DIGITAL LIBRARY
TRANSFORMING A LARGE YELP DATA SET: TECHNIQUES FOR DATA PREPROCESSING, ANALYTICS, AND VISUALIZATION
Marist College (UNITED STATES)
About this paper:
Appears in: INTED2020 Proceedings
Publication year: 2020
Pages: 1239-1244
ISBN: 978-84-09-17939-8
ISSN: 2340-1079
doi: 10.21125/inted.2020.0423
Conference name: 14th International Technology, Education and Development Conference
Dates: 2-4 March, 2020
Location: Valencia, Spain
Abstract:
Data mining and analytics are thriving fields seeking to extract meaning from the immense collections of data generated by daily online activity. This collaborative research experience with undergraduate university students and a faculty mentor focuses on data acquisition, pre-processing and cleansing processes, as well as analytical and visualization techniques, using a large data set acquired as part of the Yelp dataset challenge. Yelp is a directory and forum for crowd-sourced reviews of businesses. The data set, obtained from Yelp as collections of JavaScript Object Notation (JSON) objects, includes files on businesses, check-ins, reviews, tips, and users. In total, this data collection included information regarding 85,901 businesses, 61,049 check-ins, 2,685,067 reviews, 648,902 tips, and 686,556 users.

The data files were initially converted into comma separated value (CSV) files through a Python script and then imported into Microsoft Excel to view and sort the records and fields. During the preprocessing phase, data were then reformatted and prepared to account for inconsistencies across the data sets, such as removing null values and deleting extraneous data, enabling a clean data set for subsequent evaluation and analyses.
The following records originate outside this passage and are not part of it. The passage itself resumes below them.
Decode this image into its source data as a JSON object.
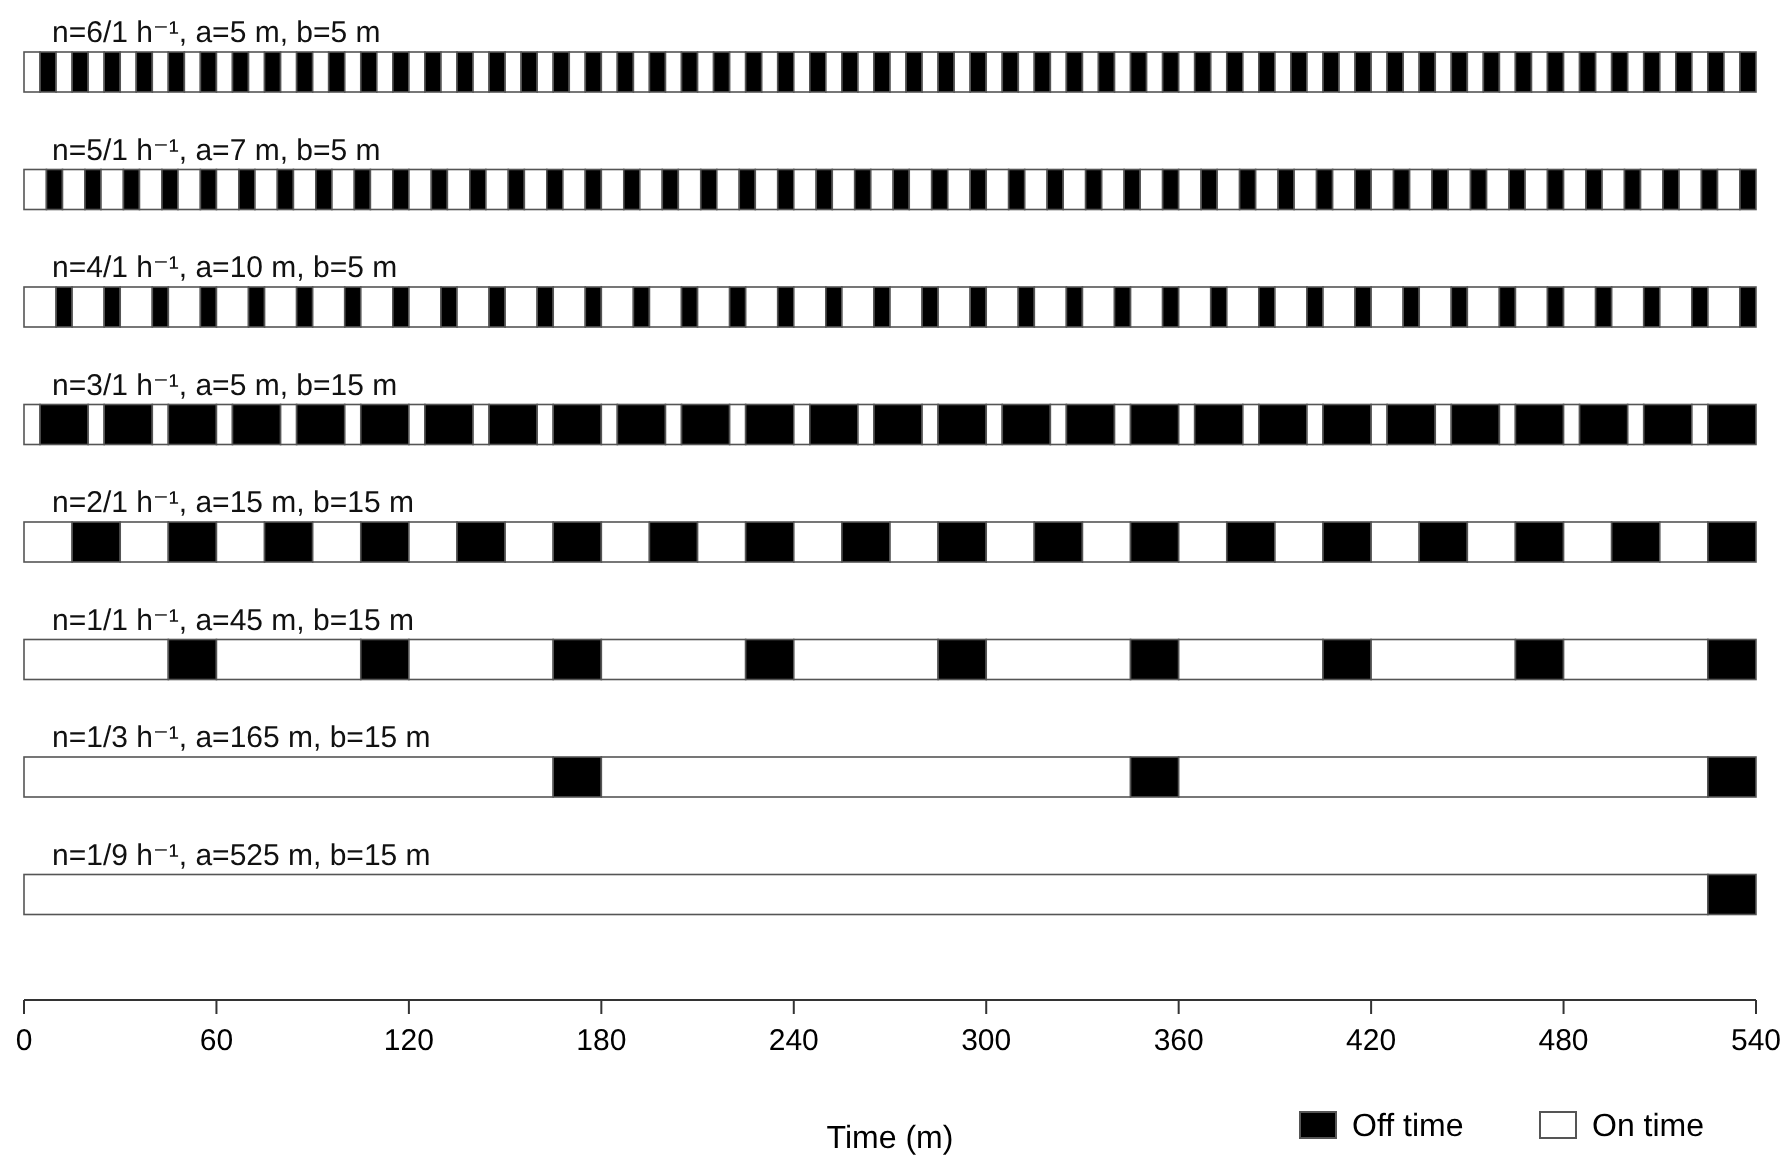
{
  "chart_data": {
    "type": "bar",
    "orientation": "horizontal",
    "stacked": true,
    "xlabel": "Time (m)",
    "xlim": [
      0,
      540
    ],
    "xticks": [
      0,
      60,
      120,
      180,
      240,
      300,
      360,
      420,
      480,
      540
    ],
    "legend": "bottom right",
    "categories": [
      "n=6/1 h⁻¹, a=5 m, b=5 m",
      "n=5/1 h⁻¹, a=7 m, b=5 m",
      "n=4/1 h⁻¹, a=10 m, b=5 m",
      "n=3/1 h⁻¹, a=5 m, b=15 m",
      "n=2/1 h⁻¹, a=15 m, b=15 m",
      "n=1/1 h⁻¹, a=45 m, b=15 m",
      "n=1/3 h⁻¹, a=165 m, b=15 m",
      "n=1/9 h⁻¹, a=525 m, b=15 m"
    ],
    "series": [
      {
        "name": "On time",
        "color": "#ffffff",
        "values": [
          5,
          7,
          10,
          5,
          15,
          45,
          165,
          525
        ]
      },
      {
        "name": "Off time",
        "color": "#000000",
        "values": [
          5,
          5,
          5,
          15,
          15,
          15,
          15,
          15
        ]
      },
      {
        "color": "#ffffff",
        "values": [
          5,
          7,
          10,
          5,
          15,
          45,
          165,
          null
        ]
      },
      {
        "color": "#000000",
        "values": [
          5,
          5,
          5,
          15,
          15,
          15,
          15,
          null
        ]
      },
      {
        "color": "#ffffff",
        "values": [
          5,
          7,
          10,
          5,
          15,
          45,
          165,
          null
        ]
      },
      {
        "color": "#000000",
        "values": [
          5,
          5,
          5,
          15,
          15,
          15,
          15,
          null
        ]
      },
      {
        "color": "#ffffff",
        "values": [
          5,
          7,
          10,
          5,
          15,
          45,
          null,
          null
        ]
      },
      {
        "color": "#000000",
        "values": [
          5,
          5,
          5,
          15,
          15,
          15,
          null,
          null
        ]
      },
      {
        "color": "#ffffff",
        "values": [
          5,
          7,
          10,
          5,
          15,
          45,
          null,
          null
        ]
      },
      {
        "color": "#000000",
        "values": [
          5,
          5,
          5,
          15,
          15,
          15,
          null,
          null
        ]
      },
      {
        "color": "#ffffff",
        "values": [
          5,
          7,
          10,
          5,
          15,
          45,
          null,
          null
        ]
      },
      {
        "color": "#000000",
        "values": [
          5,
          5,
          5,
          15,
          15,
          15,
          null,
          null
        ]
      },
      {
        "color": "#ffffff",
        "values": [
          5,
          7,
          10,
          5,
          15,
          45,
          null,
          null
        ]
      },
      {
        "color": "#000000",
        "values": [
          5,
          5,
          5,
          15,
          15,
          15,
          null,
          null
        ]
      },
      {
        "color": "#ffffff",
        "values": [
          5,
          7,
          10,
          5,
          15,
          45,
          null,
          null
        ]
      },
      {
        "color": "#000000",
        "values": [
          5,
          5,
          5,
          15,
          15,
          15,
          null,
          null
        ]
      },
      {
        "color": "#ffffff",
        "values": [
          5,
          7,
          10,
          5,
          15,
          45,
          null,
          null
        ]
      },
      {
        "color": "#000000",
        "values": [
          5,
          5,
          5,
          15,
          15,
          15,
          null,
          null
        ]
      },
      {
        "color": "#ffffff",
        "values": [
          5,
          7,
          10,
          5,
          15,
          null,
          null,
          null
        ]
      },
      {
        "color": "#000000",
        "values": [
          5,
          5,
          5,
          15,
          15,
          null,
          null,
          null
        ]
      },
      {
        "color": "#ffffff",
        "values": [
          5,
          7,
          10,
          5,
          15,
          null,
          null,
          null
        ]
      },
      {
        "color": "#000000",
        "values": [
          5,
          5,
          5,
          15,
          15,
          null,
          null,
          null
        ]
      },
      {
        "color": "#ffffff",
        "values": [
          5,
          7,
          10,
          5,
          15,
          null,
          null,
          null
        ]
      },
      {
        "color": "#000000",
        "values": [
          5,
          5,
          5,
          15,
          15,
          null,
          null,
          null
        ]
      },
      {
        "color": "#ffffff",
        "values": [
          5,
          7,
          10,
          5,
          15,
          null,
          null,
          null
        ]
      },
      {
        "color": "#000000",
        "values": [
          5,
          5,
          5,
          15,
          15,
          null,
          null,
          null
        ]
      },
      {
        "color": "#ffffff",
        "values": [
          5,
          7,
          10,
          5,
          15,
          null,
          null,
          null
        ]
      },
      {
        "color": "#000000",
        "values": [
          5,
          5,
          5,
          15,
          15,
          null,
          null,
          null
        ]
      },
      {
        "color": "#ffffff",
        "values": [
          5,
          7,
          10,
          5,
          15,
          null,
          null,
          null
        ]
      },
      {
        "color": "#000000",
        "values": [
          5,
          5,
          5,
          15,
          15,
          null,
          null,
          null
        ]
      },
      {
        "color": "#ffffff",
        "values": [
          5,
          7,
          10,
          5,
          15,
          null,
          null,
          null
        ]
      },
      {
        "color": "#000000",
        "values": [
          5,
          5,
          5,
          15,
          15,
          null,
          null,
          null
        ]
      },
      {
        "color": "#ffffff",
        "values": [
          5,
          7,
          10,
          5,
          15,
          null,
          null,
          null
        ]
      },
      {
        "color": "#000000",
        "values": [
          5,
          5,
          5,
          15,
          15,
          null,
          null,
          null
        ]
      },
      {
        "color": "#ffffff",
        "values": [
          5,
          7,
          10,
          5,
          15,
          null,
          null,
          null
        ]
      },
      {
        "color": "#000000",
        "values": [
          5,
          5,
          5,
          15,
          15,
          null,
          null,
          null
        ]
      },
      {
        "color": "#ffffff",
        "values": [
          5,
          7,
          10,
          5,
          null,
          null,
          null,
          null
        ]
      },
      {
        "color": "#000000",
        "values": [
          5,
          5,
          5,
          15,
          null,
          null,
          null,
          null
        ]
      },
      {
        "color": "#ffffff",
        "values": [
          5,
          7,
          10,
          5,
          null,
          null,
          null,
          null
        ]
      },
      {
        "color": "#000000",
        "values": [
          5,
          5,
          5,
          15,
          null,
          null,
          null,
          null
        ]
      },
      {
        "color": "#ffffff",
        "values": [
          5,
          7,
          10,
          5,
          null,
          null,
          null,
          null
        ]
      },
      {
        "color": "#000000",
        "values": [
          5,
          5,
          5,
          15,
          null,
          null,
          null,
          null
        ]
      },
      {
        "color": "#ffffff",
        "values": [
          5,
          7,
          10,
          5,
          null,
          null,
          null,
          null
        ]
      },
      {
        "color": "#000000",
        "values": [
          5,
          5,
          5,
          15,
          null,
          null,
          null,
          null
        ]
      },
      {
        "color": "#ffffff",
        "values": [
          5,
          7,
          10,
          5,
          null,
          null,
          null,
          null
        ]
      },
      {
        "color": "#000000",
        "values": [
          5,
          5,
          5,
          15,
          null,
          null,
          null,
          null
        ]
      },
      {
        "color": "#ffffff",
        "values": [
          5,
          7,
          10,
          5,
          null,
          null,
          null,
          null
        ]
      },
      {
        "color": "#000000",
        "values": [
          5,
          5,
          5,
          15,
          null,
          null,
          null,
          null
        ]
      },
      {
        "color": "#ffffff",
        "values": [
          5,
          7,
          10,
          5,
          null,
          null,
          null,
          null
        ]
      },
      {
        "color": "#000000",
        "values": [
          5,
          5,
          5,
          15,
          null,
          null,
          null,
          null
        ]
      },
      {
        "color": "#ffffff",
        "values": [
          5,
          7,
          10,
          5,
          null,
          null,
          null,
          null
        ]
      },
      {
        "color": "#000000",
        "values": [
          5,
          5,
          5,
          15,
          null,
          null,
          null,
          null
        ]
      },
      {
        "color": "#ffffff",
        "values": [
          5,
          7,
          10,
          5,
          null,
          null,
          null,
          null
        ]
      },
      {
        "color": "#000000",
        "values": [
          5,
          5,
          5,
          15,
          null,
          null,
          null,
          null
        ]
      },
      {
        "color": "#ffffff",
        "values": [
          5,
          7,
          10,
          null,
          null,
          null,
          null,
          null
        ]
      },
      {
        "color": "#000000",
        "values": [
          5,
          5,
          5,
          null,
          null,
          null,
          null,
          null
        ]
      },
      {
        "color": "#ffffff",
        "values": [
          5,
          7,
          10,
          null,
          null,
          null,
          null,
          null
        ]
      },
      {
        "color": "#000000",
        "values": [
          5,
          5,
          5,
          null,
          null,
          null,
          null,
          null
        ]
      },
      {
        "color": "#ffffff",
        "values": [
          5,
          7,
          10,
          null,
          null,
          null,
          null,
          null
        ]
      },
      {
        "color": "#000000",
        "values": [
          5,
          5,
          5,
          null,
          null,
          null,
          null,
          null
        ]
      },
      {
        "color": "#ffffff",
        "values": [
          5,
          7,
          10,
          null,
          null,
          null,
          null,
          null
        ]
      },
      {
        "color": "#000000",
        "values": [
          5,
          5,
          5,
          null,
          null,
          null,
          null,
          null
        ]
      },
      {
        "color": "#ffffff",
        "values": [
          5,
          7,
          10,
          null,
          null,
          null,
          null,
          null
        ]
      },
      {
        "color": "#000000",
        "values": [
          5,
          5,
          5,
          null,
          null,
          null,
          null,
          null
        ]
      },
      {
        "color": "#ffffff",
        "values": [
          5,
          7,
          10,
          null,
          null,
          null,
          null,
          null
        ]
      },
      {
        "color": "#000000",
        "values": [
          5,
          5,
          5,
          null,
          null,
          null,
          null,
          null
        ]
      },
      {
        "color": "#ffffff",
        "values": [
          5,
          7,
          10,
          null,
          null,
          null,
          null,
          null
        ]
      },
      {
        "color": "#000000",
        "values": [
          5,
          5,
          5,
          null,
          null,
          null,
          null,
          null
        ]
      },
      {
        "color": "#ffffff",
        "values": [
          5,
          7,
          10,
          null,
          null,
          null,
          null,
          null
        ]
      },
      {
        "color": "#000000",
        "values": [
          5,
          5,
          5,
          null,
          null,
          null,
          null,
          null
        ]
      },
      {
        "color": "#ffffff",
        "values": [
          5,
          7,
          10,
          null,
          null,
          null,
          null,
          null
        ]
      },
      {
        "color": "#000000",
        "values": [
          5,
          5,
          5,
          null,
          null,
          null,
          null,
          null
        ]
      },
      {
        "color": "#ffffff",
        "values": [
          5,
          7,
          null,
          null,
          null,
          null,
          null,
          null
        ]
      },
      {
        "color": "#000000",
        "values": [
          5,
          5,
          null,
          null,
          null,
          null,
          null,
          null
        ]
      },
      {
        "color": "#ffffff",
        "values": [
          5,
          7,
          null,
          null,
          null,
          null,
          null,
          null
        ]
      },
      {
        "color": "#000000",
        "values": [
          5,
          5,
          null,
          null,
          null,
          null,
          null,
          null
        ]
      },
      {
        "color": "#ffffff",
        "values": [
          5,
          7,
          null,
          null,
          null,
          null,
          null,
          null
        ]
      },
      {
        "color": "#000000",
        "values": [
          5,
          5,
          null,
          null,
          null,
          null,
          null,
          null
        ]
      },
      {
        "color": "#ffffff",
        "values": [
          5,
          7,
          null,
          null,
          null,
          null,
          null,
          null
        ]
      },
      {
        "color": "#000000",
        "values": [
          5,
          5,
          null,
          null,
          null,
          null,
          null,
          null
        ]
      },
      {
        "color": "#ffffff",
        "values": [
          5,
          7,
          null,
          null,
          null,
          null,
          null,
          null
        ]
      },
      {
        "color": "#000000",
        "values": [
          5,
          5,
          null,
          null,
          null,
          null,
          null,
          null
        ]
      },
      {
        "color": "#ffffff",
        "values": [
          5,
          7,
          null,
          null,
          null,
          null,
          null,
          null
        ]
      },
      {
        "color": "#000000",
        "values": [
          5,
          5,
          null,
          null,
          null,
          null,
          null,
          null
        ]
      },
      {
        "color": "#ffffff",
        "values": [
          5,
          7,
          null,
          null,
          null,
          null,
          null,
          null
        ]
      },
      {
        "color": "#000000",
        "values": [
          5,
          5,
          null,
          null,
          null,
          null,
          null,
          null
        ]
      },
      {
        "color": "#ffffff",
        "values": [
          5,
          7,
          null,
          null,
          null,
          null,
          null,
          null
        ]
      },
      {
        "color": "#000000",
        "values": [
          5,
          5,
          null,
          null,
          null,
          null,
          null,
          null
        ]
      },
      {
        "color": "#ffffff",
        "values": [
          5,
          7,
          null,
          null,
          null,
          null,
          null,
          null
        ]
      },
      {
        "color": "#000000",
        "values": [
          5,
          5,
          null,
          null,
          null,
          null,
          null,
          null
        ]
      },
      {
        "color": "#ffffff",
        "values": [
          5,
          null,
          null,
          null,
          null,
          null,
          null,
          null
        ]
      },
      {
        "color": "#000000",
        "values": [
          5,
          null,
          null,
          null,
          null,
          null,
          null,
          null
        ]
      },
      {
        "color": "#ffffff",
        "values": [
          5,
          null,
          null,
          null,
          null,
          null,
          null,
          null
        ]
      },
      {
        "color": "#000000",
        "values": [
          5,
          null,
          null,
          null,
          null,
          null,
          null,
          null
        ]
      },
      {
        "color": "#ffffff",
        "values": [
          5,
          null,
          null,
          null,
          null,
          null,
          null,
          null
        ]
      },
      {
        "color": "#000000",
        "values": [
          5,
          null,
          null,
          null,
          null,
          null,
          null,
          null
        ]
      },
      {
        "color": "#ffffff",
        "values": [
          5,
          null,
          null,
          null,
          null,
          null,
          null,
          null
        ]
      },
      {
        "color": "#000000",
        "values": [
          5,
          null,
          null,
          null,
          null,
          null,
          null,
          null
        ]
      },
      {
        "color": "#ffffff",
        "values": [
          5,
          null,
          null,
          null,
          null,
          null,
          null,
          null
        ]
      },
      {
        "color": "#000000",
        "values": [
          5,
          null,
          null,
          null,
          null,
          null,
          null,
          null
        ]
      },
      {
        "color": "#ffffff",
        "values": [
          5,
          null,
          null,
          null,
          null,
          null,
          null,
          null
        ]
      },
      {
        "color": "#000000",
        "values": [
          5,
          null,
          null,
          null,
          null,
          null,
          null,
          null
        ]
      },
      {
        "color": "#ffffff",
        "values": [
          5,
          null,
          null,
          null,
          null,
          null,
          null,
          null
        ]
      },
      {
        "color": "#000000",
        "values": [
          5,
          null,
          null,
          null,
          null,
          null,
          null,
          null
        ]
      },
      {
        "color": "#ffffff",
        "values": [
          5,
          null,
          null,
          null,
          null,
          null,
          null,
          null
        ]
      },
      {
        "color": "#000000",
        "values": [
          5,
          null,
          null,
          null,
          null,
          null,
          null,
          null
        ]
      },
      {
        "color": "#ffffff",
        "values": [
          5,
          null,
          null,
          null,
          null,
          null,
          null,
          null
        ]
      },
      {
        "color": "#000000",
        "values": [
          5,
          null,
          null,
          null,
          null,
          null,
          null,
          null
        ]
      }
    ]
  }
}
The data were modeled using an entity-relationship diagram (ERD) and were statistically analyzed using techniques in R and RStudio and Tableau. RStudio, an open-source software suite that facilitates statistical computations using the programming language R, was used to discover correlations and evaluate regression equations for some of the data points in the set. Data were also imported into Tableau, an interactive software suite used for data visualization. Tableau was used to produce intuitive and aesthetically appealing charts, graphs, and dashboards of the variables. The results of RStudio and Tableau aid in demonstrating insights into the various trends embedded in the data.
Keywords:
Data Preprocessing, data analytics, data visualization, undergraduate research experience.